One year later, Nestor quit his job as a stable boy and, at the prompting of his older brothers, had himself taken on at a local foundry as an apprentice. There he learned the “art of casting harvester wheels.”
Meanwhile the family’s situation had changed considerably. His' three elder brothers, Karp, Savva and Emilian, after marrying set up homes of their own. That left only Nestor and his younger brother Grigori in their mother’s care. After a time, Nestor left the foundry and worked as a sales assistant for a wine merchant. Nauseated by his job, he gave it up after three months. Perhaps it was in the wake of this experience that he was to retain an aversion for wine and alcohol; that aversion was very real, despite all the fairy tales peddled latter about his alleged inebriate tendencies.
Then he tended his mother’s four hectares of land, which he worked with their lone horse. He worked by fits and starts, especially to lend a helping hand to his brothers; for instance, he signed on with a painting and decorating firm, for just long enough to pay for the cart needed to transport his brothers’ wheat.

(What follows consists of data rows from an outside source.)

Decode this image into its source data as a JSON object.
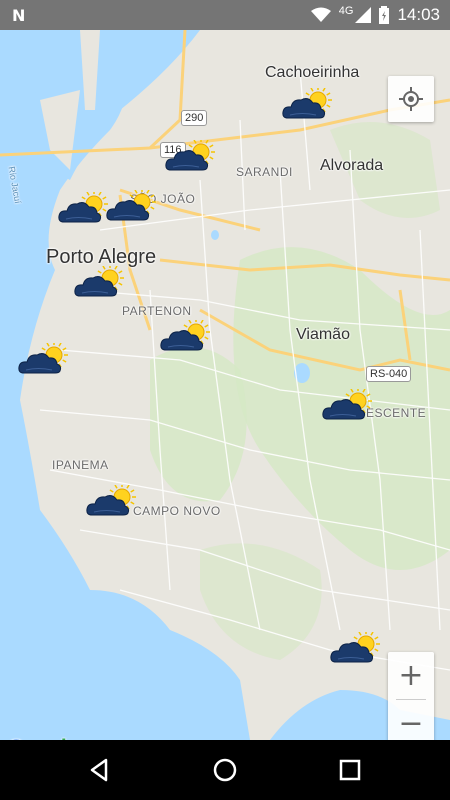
{
  "status": {
    "time": "14:03",
    "network": "4G",
    "notif_icon": "N"
  },
  "map": {
    "labels": {
      "cachoeirinha": "Cachoeirinha",
      "alvorada": "Alvorada",
      "sarandi": "SARANDI",
      "sao_joao": "SÃO JOÃO",
      "porto_alegre": "Porto Alegre",
      "partenon": "PARTENON",
      "viamao": "Viamão",
      "crescente": "ESCENTE",
      "ipanema": "IPANEMA",
      "campo_novo": "CAMPO NOVO",
      "rio_jacui": "Rio Jacuí"
    },
    "shields": {
      "r290": "290",
      "r116": "116",
      "rs040": "RS-040"
    },
    "weather_icons": "partly-cloudy-icon"
  },
  "controls": {
    "zoom_in": "+",
    "zoom_out": "−"
  },
  "attribution": {
    "google": [
      "G",
      "o",
      "o",
      "g",
      "l",
      "e"
    ]
  },
  "colors": {
    "water": "#aadaff",
    "land": "#e8e6df",
    "park": "#c8e3b5",
    "road_major": "#fbd27a",
    "status_bar": "#757575"
  }
}
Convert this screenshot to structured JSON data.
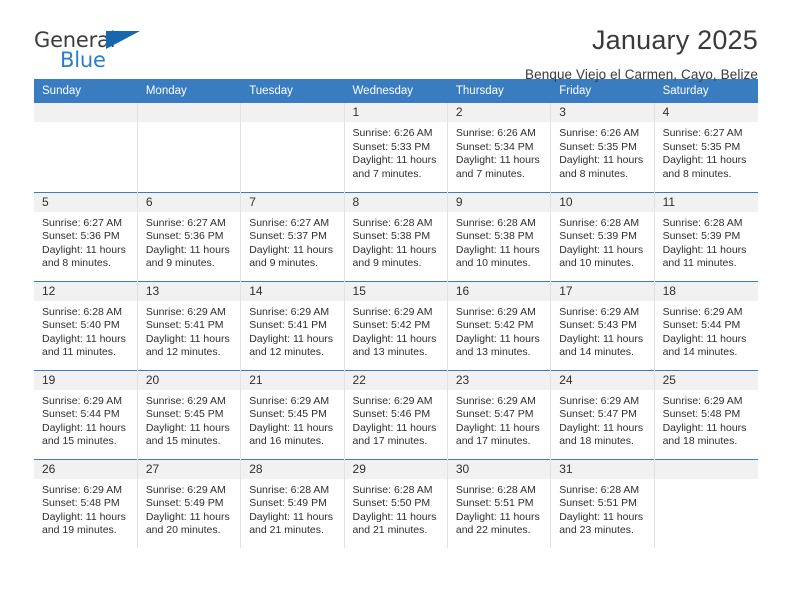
{
  "brand": {
    "name_top": "General",
    "name_bottom": "Blue",
    "accent_color": "#2a7fc9",
    "triangle_color": "#1666b0"
  },
  "header": {
    "title": "January 2025",
    "subtitle": "Benque Viejo el Carmen, Cayo, Belize",
    "header_bg_color": "#3a7cc0",
    "daynum_bg_color": "#f1f1f1"
  },
  "calendar": {
    "weekdays": [
      "Sunday",
      "Monday",
      "Tuesday",
      "Wednesday",
      "Thursday",
      "Friday",
      "Saturday"
    ],
    "weeks": [
      [
        {
          "day": "",
          "empty": true
        },
        {
          "day": "",
          "empty": true
        },
        {
          "day": "",
          "empty": true
        },
        {
          "day": "1",
          "sunrise": "Sunrise: 6:26 AM",
          "sunset": "Sunset: 5:33 PM",
          "daylight": "Daylight: 11 hours and 7 minutes."
        },
        {
          "day": "2",
          "sunrise": "Sunrise: 6:26 AM",
          "sunset": "Sunset: 5:34 PM",
          "daylight": "Daylight: 11 hours and 7 minutes."
        },
        {
          "day": "3",
          "sunrise": "Sunrise: 6:26 AM",
          "sunset": "Sunset: 5:35 PM",
          "daylight": "Daylight: 11 hours and 8 minutes."
        },
        {
          "day": "4",
          "sunrise": "Sunrise: 6:27 AM",
          "sunset": "Sunset: 5:35 PM",
          "daylight": "Daylight: 11 hours and 8 minutes."
        }
      ],
      [
        {
          "day": "5",
          "sunrise": "Sunrise: 6:27 AM",
          "sunset": "Sunset: 5:36 PM",
          "daylight": "Daylight: 11 hours and 8 minutes."
        },
        {
          "day": "6",
          "sunrise": "Sunrise: 6:27 AM",
          "sunset": "Sunset: 5:36 PM",
          "daylight": "Daylight: 11 hours and 9 minutes."
        },
        {
          "day": "7",
          "sunrise": "Sunrise: 6:27 AM",
          "sunset": "Sunset: 5:37 PM",
          "daylight": "Daylight: 11 hours and 9 minutes."
        },
        {
          "day": "8",
          "sunrise": "Sunrise: 6:28 AM",
          "sunset": "Sunset: 5:38 PM",
          "daylight": "Daylight: 11 hours and 9 minutes."
        },
        {
          "day": "9",
          "sunrise": "Sunrise: 6:28 AM",
          "sunset": "Sunset: 5:38 PM",
          "daylight": "Daylight: 11 hours and 10 minutes."
        },
        {
          "day": "10",
          "sunrise": "Sunrise: 6:28 AM",
          "sunset": "Sunset: 5:39 PM",
          "daylight": "Daylight: 11 hours and 10 minutes."
        },
        {
          "day": "11",
          "sunrise": "Sunrise: 6:28 AM",
          "sunset": "Sunset: 5:39 PM",
          "daylight": "Daylight: 11 hours and 11 minutes."
        }
      ],
      [
        {
          "day": "12",
          "sunrise": "Sunrise: 6:28 AM",
          "sunset": "Sunset: 5:40 PM",
          "daylight": "Daylight: 11 hours and 11 minutes."
        },
        {
          "day": "13",
          "sunrise": "Sunrise: 6:29 AM",
          "sunset": "Sunset: 5:41 PM",
          "daylight": "Daylight: 11 hours and 12 minutes."
        },
        {
          "day": "14",
          "sunrise": "Sunrise: 6:29 AM",
          "sunset": "Sunset: 5:41 PM",
          "daylight": "Daylight: 11 hours and 12 minutes."
        },
        {
          "day": "15",
          "sunrise": "Sunrise: 6:29 AM",
          "sunset": "Sunset: 5:42 PM",
          "daylight": "Daylight: 11 hours and 13 minutes."
        },
        {
          "day": "16",
          "sunrise": "Sunrise: 6:29 AM",
          "sunset": "Sunset: 5:42 PM",
          "daylight": "Daylight: 11 hours and 13 minutes."
        },
        {
          "day": "17",
          "sunrise": "Sunrise: 6:29 AM",
          "sunset": "Sunset: 5:43 PM",
          "daylight": "Daylight: 11 hours and 14 minutes."
        },
        {
          "day": "18",
          "sunrise": "Sunrise: 6:29 AM",
          "sunset": "Sunset: 5:44 PM",
          "daylight": "Daylight: 11 hours and 14 minutes."
        }
      ],
      [
        {
          "day": "19",
          "sunrise": "Sunrise: 6:29 AM",
          "sunset": "Sunset: 5:44 PM",
          "daylight": "Daylight: 11 hours and 15 minutes."
        },
        {
          "day": "20",
          "sunrise": "Sunrise: 6:29 AM",
          "sunset": "Sunset: 5:45 PM",
          "daylight": "Daylight: 11 hours and 15 minutes."
        },
        {
          "day": "21",
          "sunrise": "Sunrise: 6:29 AM",
          "sunset": "Sunset: 5:45 PM",
          "daylight": "Daylight: 11 hours and 16 minutes."
        },
        {
          "day": "22",
          "sunrise": "Sunrise: 6:29 AM",
          "sunset": "Sunset: 5:46 PM",
          "daylight": "Daylight: 11 hours and 17 minutes."
        },
        {
          "day": "23",
          "sunrise": "Sunrise: 6:29 AM",
          "sunset": "Sunset: 5:47 PM",
          "daylight": "Daylight: 11 hours and 17 minutes."
        },
        {
          "day": "24",
          "sunrise": "Sunrise: 6:29 AM",
          "sunset": "Sunset: 5:47 PM",
          "daylight": "Daylight: 11 hours and 18 minutes."
        },
        {
          "day": "25",
          "sunrise": "Sunrise: 6:29 AM",
          "sunset": "Sunset: 5:48 PM",
          "daylight": "Daylight: 11 hours and 18 minutes."
        }
      ],
      [
        {
          "day": "26",
          "sunrise": "Sunrise: 6:29 AM",
          "sunset": "Sunset: 5:48 PM",
          "daylight": "Daylight: 11 hours and 19 minutes."
        },
        {
          "day": "27",
          "sunrise": "Sunrise: 6:29 AM",
          "sunset": "Sunset: 5:49 PM",
          "daylight": "Daylight: 11 hours and 20 minutes."
        },
        {
          "day": "28",
          "sunrise": "Sunrise: 6:28 AM",
          "sunset": "Sunset: 5:49 PM",
          "daylight": "Daylight: 11 hours and 21 minutes."
        },
        {
          "day": "29",
          "sunrise": "Sunrise: 6:28 AM",
          "sunset": "Sunset: 5:50 PM",
          "daylight": "Daylight: 11 hours and 21 minutes."
        },
        {
          "day": "30",
          "sunrise": "Sunrise: 6:28 AM",
          "sunset": "Sunset: 5:51 PM",
          "daylight": "Daylight: 11 hours and 22 minutes."
        },
        {
          "day": "31",
          "sunrise": "Sunrise: 6:28 AM",
          "sunset": "Sunset: 5:51 PM",
          "daylight": "Daylight: 11 hours and 23 minutes."
        },
        {
          "day": "",
          "empty": true
        }
      ]
    ]
  }
}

In 1904, one of them, Savva, was called up and set off for the Russo-Japanese front. Along came the 1905 revolution. He was enthused by events, and it induced him to read some clandestine political literature. At first he fell under the spell of the Social Democrats, won over by their “socialist phraseology and their phony revolutionary ardor.” He distributed their tracts in massive numbers. However, at the beginning of 1906, he made the acquaintance of anarchist peasants from Gulyai-Polye and soon became a sympathizer of their group. This group had been organized by Voldemar (Vladimir) Antoni and Prokop Semenyuta. Antoni, the son of immigrant Czech workers and a lathe operator himself, exercised a decisive influence over Nestor by “... ridding his soul once and for all of the lingering remnants of the slightest spirit of servility and submission to any authority.”

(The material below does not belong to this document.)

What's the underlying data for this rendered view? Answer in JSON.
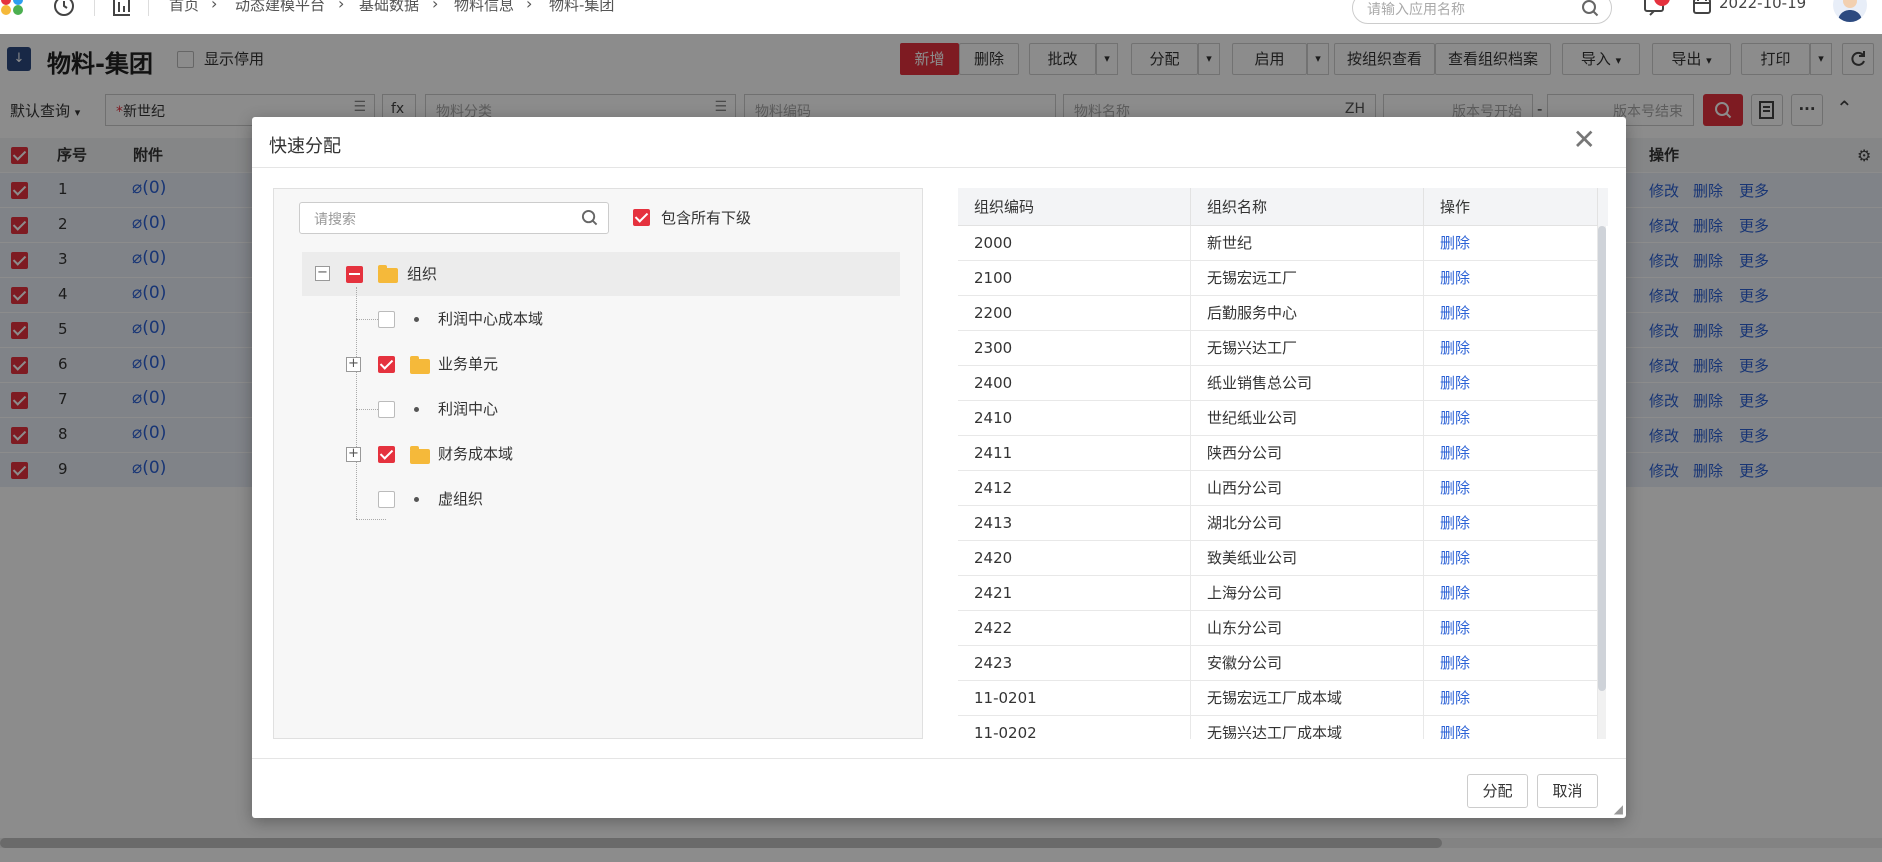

Gulyai-Polye’s peasant libertarian communist group operated in difficult circumstances for the Tsarist repression was at its height; a state of siege had been proclaimed nationwide, the court martial was taking a heavy toll and military expeditions were gunning down “alleged” troublemakers. A detachment of Don Cossacks stationed in Gulyai-Polye to counter any eventuality set about gratuitous bullying of peaceable inhabitants. Anatol Gak describes one scene when he saw a teacher dragged along by two Don Cossacks with sabers at the ready, while a third beat him with rifle butt, shrieking with each blow; “Take that, you wastrel, for your revolution!”3
Despite this oppressive atmosphere, the town’s anarchist group met regularly at least once each week and sometimes more often, with its lO-to-15 members. A melancholy Makhno recalled those meetings: “For me such nights (we most often would gather to meet by night) were filled with light and joy. We peasants, with our meager learning, would assemble in winter at the home of one of us, in summer in the fields, near a pond, on the green grass, or, from time to time, in
The broad daylight like young folks out for a stroll. We would meet to debate the issues that move us.”
From then on, Nestor threw himself wholeheartedly into the struggle for social revolution.